Cancer Cells Hijack Brain’s Electrical Circuitry to Grow
A groundbreaking study published in Nature reveals an alarming and fascinating discovery about how lung cancer operates when it spreads to the brain. Researchers have found that lung cancer cells can essentially “plug themselves in” to the brain’s electrical network, forming connections that allow them to grow and thrive in this new environment. This finding illuminates the deep and complex relationship between cancer and the nervous system, potentially opening new avenues for treatment.
Small-cell lung cancer, one of the most aggressive forms of lung cancer, often spreads to the brain with devastating consequences. “When things start metastasizing, that’s when patients start really going downhill,” explains Dr. Humsa Venkatesh, a cancer neuroscientist at Brigham and Women’s Hospital and Harvard Medical School who co-authored the study. “Clinically, there are really not a lot of options to treat these metastases.” This harsh reality underscores the importance of understanding how cancer cells adapt and survive in the brain environment.
The research team made several remarkable discoveries during their investigation. In mice, they found that severing the vagus nerve – a critical pathway between the brain and body – dramatically slowed cancer growth in the lungs. “It was one of the most striking findings that I’ve had in my career,” Venkatesh notes. “When we clipped that nerve, the tumors essentially just didn’t grow.” This observation provided the first clue about the significant role the nervous system plays in cancer progression. When researchers then examined brain tissue where lung cancer cells had been injected to simulate metastasis, they discovered something even more startling: the cancer cells had formed physical connections with neurons, creating cellular junctions called synapses that allowed information to flow directly from nerve cells to cancer cells. These connections weren’t random – they carried specific “grow” signals that prompted cancer cells to multiply.

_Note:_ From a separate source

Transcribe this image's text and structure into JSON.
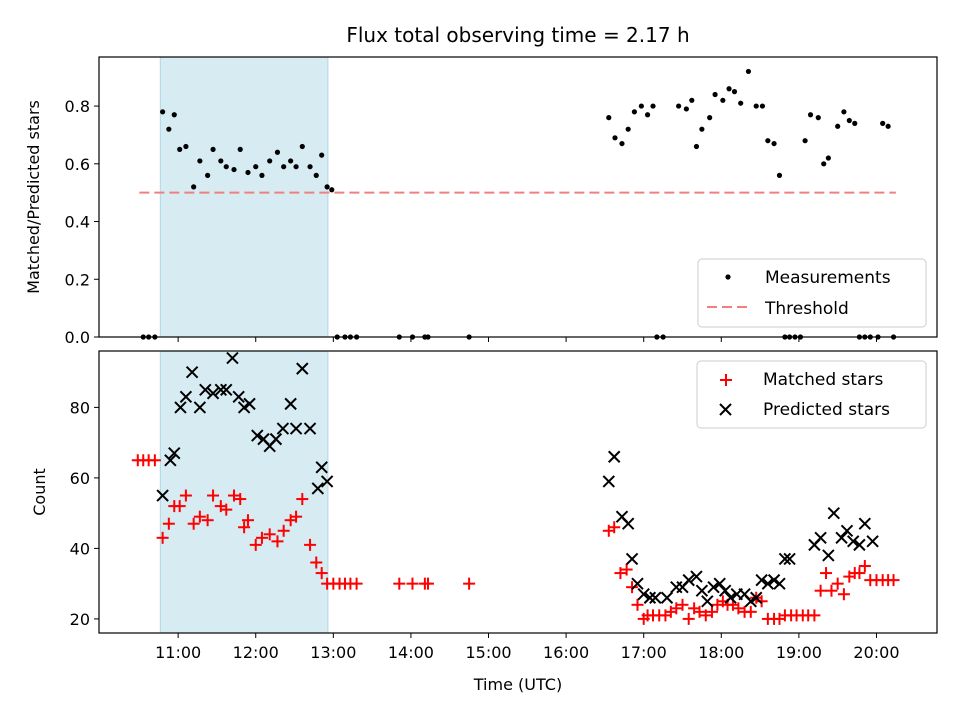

Dr. Michelle Monje, a neuroscientist, neuro-oncologist, and Howard Hughes Medical Institute investigator at Stanford University who co-authored the study, describes this behavior as parasitic. “Cancers tend not to invent anything new. They simply subvert and hijack mechanisms that are already at play,” she explains. This pattern of cancer cells exploiting existing biological systems appears consistently across various cancer types. Indeed, the nervous system has been implicated in the development and progression of numerous cancers, including breast, skin, gastric, and pancreatic cancers. “Whichever cancer that’s been looked at, honestly, you name it, and the nerves are physically in that microenvironment and play some role in modulating tumor growth,” Venkatesh observes.
A complementary study also published in Nature strengthens these findings by showing that changes in genes important for synapses and neural communication seem to help small-cell lung cancer thrive. This genetic evidence further supports the significance of neural connections in cancer progression. In a promising development, the researchers found that levetiracetam, an epilepsy drug that dampens neuronal electrical activity, was able to curb cancer cell growth in the mice’s brains. This suggests that other drugs or devices that reduce neural activity might prove effective against metastatic cancer, opening an entirely new approach to treatment.
While these findings are exciting, Dr. Venkatesh cautions that the research is still in its early stages. “I think we’ll certainly get there,” she says regarding potential clinical applications, “it’s just that we are really just very, very early on.” Nevertheless, this research represents a significant step forward in understanding the complex biology of metastatic cancer and offers hope for new therapeutic strategies that could target the electrical connections between neurons and cancer cells, potentially slowing or preventing cancer spread in ways that current treatments cannot.